Sunday, December 14, 2008

Spectacles of Sameness

One of the great highlights of my conference experience last month was going shopping with my good friends Urania and Veralinda on the last day. We started with breakfast and coffee at a chic little cafe and then headed directly to Anthropologie (which many of my readers already know I have an ambivalent relationship with). But one of us had store credit to burn and the other two were game.

We had a great time, spent too much money and each ended up with the same sweater. Two of us hadn't noticed the green "knotty pine" cardigan until Urania tried it on. I should mention that Urania is tall and fabulous looking. Veralinda and I are shorter and a bit more zaftig. We also look fabulous, but have to pay attention to things like waistlines and hems. We all thought it looked like a Grecian breastplate on Urania, making her seem exotic and powerful. Immediately Veralinda and I had to try it on too. It looked fabulous on us as well. I felt I looked a bit less amazonian, and more like some sort of wood-sprite. Veralinda looked like an art collector from the 1930s (to my mind she very frequently looks like she walked out of a 1930s film). It was on sale. All three of us bought the sweater.

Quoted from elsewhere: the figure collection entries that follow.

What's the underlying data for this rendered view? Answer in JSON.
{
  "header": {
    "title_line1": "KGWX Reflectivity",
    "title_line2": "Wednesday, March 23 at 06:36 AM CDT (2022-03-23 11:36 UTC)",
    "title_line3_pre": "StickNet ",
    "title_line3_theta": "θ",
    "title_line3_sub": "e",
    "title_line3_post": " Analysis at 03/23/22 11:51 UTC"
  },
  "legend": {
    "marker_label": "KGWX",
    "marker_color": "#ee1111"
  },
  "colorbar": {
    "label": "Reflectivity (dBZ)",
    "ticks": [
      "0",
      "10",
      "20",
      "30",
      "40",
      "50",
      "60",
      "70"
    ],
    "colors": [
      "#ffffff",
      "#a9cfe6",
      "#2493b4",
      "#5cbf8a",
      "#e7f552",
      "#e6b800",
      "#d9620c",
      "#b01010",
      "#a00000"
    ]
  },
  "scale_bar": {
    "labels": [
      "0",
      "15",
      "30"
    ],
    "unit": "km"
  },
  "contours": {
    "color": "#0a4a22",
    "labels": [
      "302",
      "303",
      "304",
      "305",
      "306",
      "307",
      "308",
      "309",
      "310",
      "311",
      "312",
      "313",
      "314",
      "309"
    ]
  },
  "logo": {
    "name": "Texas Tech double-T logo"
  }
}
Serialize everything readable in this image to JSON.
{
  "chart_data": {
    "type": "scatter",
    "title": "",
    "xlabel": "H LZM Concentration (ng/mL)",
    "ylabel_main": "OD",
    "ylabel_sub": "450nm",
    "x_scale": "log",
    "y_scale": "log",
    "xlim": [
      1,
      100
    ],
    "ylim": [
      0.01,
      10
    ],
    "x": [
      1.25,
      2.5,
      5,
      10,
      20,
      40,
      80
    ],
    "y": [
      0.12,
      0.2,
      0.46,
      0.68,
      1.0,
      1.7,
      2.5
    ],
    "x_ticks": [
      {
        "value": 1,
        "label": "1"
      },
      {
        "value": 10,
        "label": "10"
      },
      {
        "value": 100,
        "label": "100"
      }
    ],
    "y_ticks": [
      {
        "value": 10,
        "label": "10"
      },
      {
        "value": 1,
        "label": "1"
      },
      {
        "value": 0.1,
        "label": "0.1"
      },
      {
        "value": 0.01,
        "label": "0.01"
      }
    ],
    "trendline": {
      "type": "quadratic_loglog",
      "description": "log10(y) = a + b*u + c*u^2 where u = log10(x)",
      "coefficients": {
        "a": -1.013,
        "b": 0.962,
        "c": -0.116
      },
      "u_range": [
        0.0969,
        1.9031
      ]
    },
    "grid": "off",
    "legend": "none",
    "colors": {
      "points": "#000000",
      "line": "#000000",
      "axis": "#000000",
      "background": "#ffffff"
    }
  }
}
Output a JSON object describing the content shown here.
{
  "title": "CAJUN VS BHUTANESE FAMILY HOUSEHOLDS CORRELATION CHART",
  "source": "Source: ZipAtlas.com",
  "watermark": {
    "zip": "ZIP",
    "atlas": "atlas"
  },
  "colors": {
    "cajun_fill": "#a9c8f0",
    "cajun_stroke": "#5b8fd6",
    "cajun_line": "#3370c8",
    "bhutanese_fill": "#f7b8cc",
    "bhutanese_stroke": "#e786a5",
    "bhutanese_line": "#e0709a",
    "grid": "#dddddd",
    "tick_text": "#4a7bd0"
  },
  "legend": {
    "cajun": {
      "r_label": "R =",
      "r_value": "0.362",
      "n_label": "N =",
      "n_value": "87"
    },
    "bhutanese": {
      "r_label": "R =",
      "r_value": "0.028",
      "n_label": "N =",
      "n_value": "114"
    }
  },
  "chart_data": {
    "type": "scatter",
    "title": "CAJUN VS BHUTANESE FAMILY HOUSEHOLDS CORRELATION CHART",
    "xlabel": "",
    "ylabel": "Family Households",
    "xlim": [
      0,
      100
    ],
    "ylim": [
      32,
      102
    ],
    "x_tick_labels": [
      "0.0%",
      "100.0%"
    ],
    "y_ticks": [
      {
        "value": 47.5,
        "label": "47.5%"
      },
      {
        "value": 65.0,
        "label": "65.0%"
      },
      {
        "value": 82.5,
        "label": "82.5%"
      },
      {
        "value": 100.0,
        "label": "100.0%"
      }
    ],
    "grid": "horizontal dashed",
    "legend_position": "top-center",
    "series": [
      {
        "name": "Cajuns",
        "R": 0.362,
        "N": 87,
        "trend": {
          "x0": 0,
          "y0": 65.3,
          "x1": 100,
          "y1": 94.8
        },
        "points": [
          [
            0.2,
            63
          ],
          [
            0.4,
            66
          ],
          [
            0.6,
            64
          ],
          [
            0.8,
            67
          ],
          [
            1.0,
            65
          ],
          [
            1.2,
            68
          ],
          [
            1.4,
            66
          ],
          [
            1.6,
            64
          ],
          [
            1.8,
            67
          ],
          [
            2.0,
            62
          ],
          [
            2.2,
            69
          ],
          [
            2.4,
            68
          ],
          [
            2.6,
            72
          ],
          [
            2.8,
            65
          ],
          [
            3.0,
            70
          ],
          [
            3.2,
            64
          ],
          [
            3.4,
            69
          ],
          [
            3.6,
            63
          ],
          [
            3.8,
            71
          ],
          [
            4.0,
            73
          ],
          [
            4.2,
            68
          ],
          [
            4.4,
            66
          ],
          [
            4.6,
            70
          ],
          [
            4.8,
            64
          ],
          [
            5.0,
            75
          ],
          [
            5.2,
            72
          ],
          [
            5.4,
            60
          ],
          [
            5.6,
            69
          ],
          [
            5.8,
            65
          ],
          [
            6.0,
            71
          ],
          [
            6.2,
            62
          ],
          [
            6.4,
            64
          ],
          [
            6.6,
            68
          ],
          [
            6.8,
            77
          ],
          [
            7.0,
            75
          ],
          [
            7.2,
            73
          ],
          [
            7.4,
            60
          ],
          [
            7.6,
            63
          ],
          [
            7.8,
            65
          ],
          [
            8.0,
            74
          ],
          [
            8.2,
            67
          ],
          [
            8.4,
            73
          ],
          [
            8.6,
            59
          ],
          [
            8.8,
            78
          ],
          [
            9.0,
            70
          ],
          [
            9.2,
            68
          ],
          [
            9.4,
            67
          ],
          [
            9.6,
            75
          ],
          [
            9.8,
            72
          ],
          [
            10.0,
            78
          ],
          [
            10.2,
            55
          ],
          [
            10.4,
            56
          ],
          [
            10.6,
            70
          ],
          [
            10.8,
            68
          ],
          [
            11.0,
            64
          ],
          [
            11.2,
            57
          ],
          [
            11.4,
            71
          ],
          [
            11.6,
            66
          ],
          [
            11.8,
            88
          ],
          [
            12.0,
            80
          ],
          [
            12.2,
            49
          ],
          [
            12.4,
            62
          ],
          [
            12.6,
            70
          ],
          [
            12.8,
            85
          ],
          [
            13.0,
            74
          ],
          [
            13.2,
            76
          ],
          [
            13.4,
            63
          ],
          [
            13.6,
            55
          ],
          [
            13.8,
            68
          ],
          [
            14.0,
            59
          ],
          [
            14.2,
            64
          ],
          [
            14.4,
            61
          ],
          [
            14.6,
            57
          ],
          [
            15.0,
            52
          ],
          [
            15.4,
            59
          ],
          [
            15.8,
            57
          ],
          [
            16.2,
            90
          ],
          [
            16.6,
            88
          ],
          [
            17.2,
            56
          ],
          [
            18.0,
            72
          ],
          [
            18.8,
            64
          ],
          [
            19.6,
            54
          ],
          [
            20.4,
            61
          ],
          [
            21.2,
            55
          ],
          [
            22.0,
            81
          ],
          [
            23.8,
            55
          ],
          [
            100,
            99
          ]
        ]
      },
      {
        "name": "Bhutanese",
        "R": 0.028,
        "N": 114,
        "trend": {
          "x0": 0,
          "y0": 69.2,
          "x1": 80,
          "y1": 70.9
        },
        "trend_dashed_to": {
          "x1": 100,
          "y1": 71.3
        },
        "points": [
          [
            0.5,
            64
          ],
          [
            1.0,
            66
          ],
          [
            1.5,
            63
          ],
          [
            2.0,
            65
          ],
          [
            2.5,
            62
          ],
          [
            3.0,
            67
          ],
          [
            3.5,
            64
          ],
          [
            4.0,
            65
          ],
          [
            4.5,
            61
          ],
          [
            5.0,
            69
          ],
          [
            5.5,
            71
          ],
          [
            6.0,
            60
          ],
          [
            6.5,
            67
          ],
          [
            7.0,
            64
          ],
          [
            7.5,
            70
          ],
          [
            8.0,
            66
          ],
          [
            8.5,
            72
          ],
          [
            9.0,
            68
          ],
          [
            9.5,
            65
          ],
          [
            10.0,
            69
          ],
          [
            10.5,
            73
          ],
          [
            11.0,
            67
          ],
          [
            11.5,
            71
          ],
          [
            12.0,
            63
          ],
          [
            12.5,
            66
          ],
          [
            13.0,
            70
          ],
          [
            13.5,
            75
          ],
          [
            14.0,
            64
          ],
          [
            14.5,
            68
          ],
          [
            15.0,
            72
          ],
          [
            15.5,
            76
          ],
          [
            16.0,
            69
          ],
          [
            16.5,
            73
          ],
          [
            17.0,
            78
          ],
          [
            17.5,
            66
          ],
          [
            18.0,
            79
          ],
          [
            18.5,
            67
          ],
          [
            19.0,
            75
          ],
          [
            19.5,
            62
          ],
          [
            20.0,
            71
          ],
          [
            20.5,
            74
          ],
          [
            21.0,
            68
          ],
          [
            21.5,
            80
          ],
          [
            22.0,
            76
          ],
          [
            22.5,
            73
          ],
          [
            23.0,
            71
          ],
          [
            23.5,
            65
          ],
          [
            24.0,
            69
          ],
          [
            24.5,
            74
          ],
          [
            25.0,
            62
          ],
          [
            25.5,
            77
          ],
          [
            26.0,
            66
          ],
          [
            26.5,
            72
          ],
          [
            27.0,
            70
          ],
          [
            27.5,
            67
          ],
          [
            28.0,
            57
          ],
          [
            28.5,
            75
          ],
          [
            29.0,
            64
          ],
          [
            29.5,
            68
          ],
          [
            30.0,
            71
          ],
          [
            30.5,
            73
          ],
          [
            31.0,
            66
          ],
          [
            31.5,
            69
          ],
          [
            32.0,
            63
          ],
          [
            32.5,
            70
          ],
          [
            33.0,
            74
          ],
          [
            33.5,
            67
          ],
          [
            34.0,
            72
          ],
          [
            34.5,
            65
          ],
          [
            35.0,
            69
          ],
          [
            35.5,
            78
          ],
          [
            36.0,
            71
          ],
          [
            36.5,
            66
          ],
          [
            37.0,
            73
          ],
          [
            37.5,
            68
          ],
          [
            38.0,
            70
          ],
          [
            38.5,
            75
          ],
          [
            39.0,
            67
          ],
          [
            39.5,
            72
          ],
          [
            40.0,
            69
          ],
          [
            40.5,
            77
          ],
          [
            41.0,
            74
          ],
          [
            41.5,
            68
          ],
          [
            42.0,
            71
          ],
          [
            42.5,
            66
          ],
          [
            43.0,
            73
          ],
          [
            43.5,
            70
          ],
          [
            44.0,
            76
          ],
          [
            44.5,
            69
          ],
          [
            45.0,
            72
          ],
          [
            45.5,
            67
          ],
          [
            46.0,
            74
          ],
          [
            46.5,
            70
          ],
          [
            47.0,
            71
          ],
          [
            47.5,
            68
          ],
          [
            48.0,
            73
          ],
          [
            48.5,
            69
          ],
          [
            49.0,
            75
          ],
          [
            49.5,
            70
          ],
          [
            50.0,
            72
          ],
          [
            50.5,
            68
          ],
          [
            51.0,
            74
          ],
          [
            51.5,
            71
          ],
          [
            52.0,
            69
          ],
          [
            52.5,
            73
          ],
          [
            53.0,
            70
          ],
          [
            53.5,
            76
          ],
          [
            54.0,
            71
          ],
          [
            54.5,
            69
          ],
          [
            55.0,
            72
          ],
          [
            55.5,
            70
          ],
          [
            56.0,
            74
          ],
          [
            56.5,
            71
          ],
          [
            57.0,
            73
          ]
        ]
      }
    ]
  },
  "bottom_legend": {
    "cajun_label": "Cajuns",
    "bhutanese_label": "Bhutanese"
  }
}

We rationalized that since we each live and work several hundred miles away from one another, no one will ever know. Unless we decide to do a panel on "sameness" at the next conference.

The following week, I went home to chilly, snowy "God's Country" and wore the cardigan at my family's Thanksgiving dinner party. My mother has excellent taste but lately she has found my color and texture combination a bit too complex. I was anxious to know what she thought of the sweater. She liked it a lot. I said, proudly, "doesn't it look like a grecian breastplate?" My mother looked utterly surprised. "What? No, it looks exactly like a funnel cake."

There you go. Urania gets to be Penthisilea and I get to be sugary fried dough.

Saturday, December 06, 2008

What I want for Hannukah


Chocolate type. From Germany.

(To put in my antique California Job Case).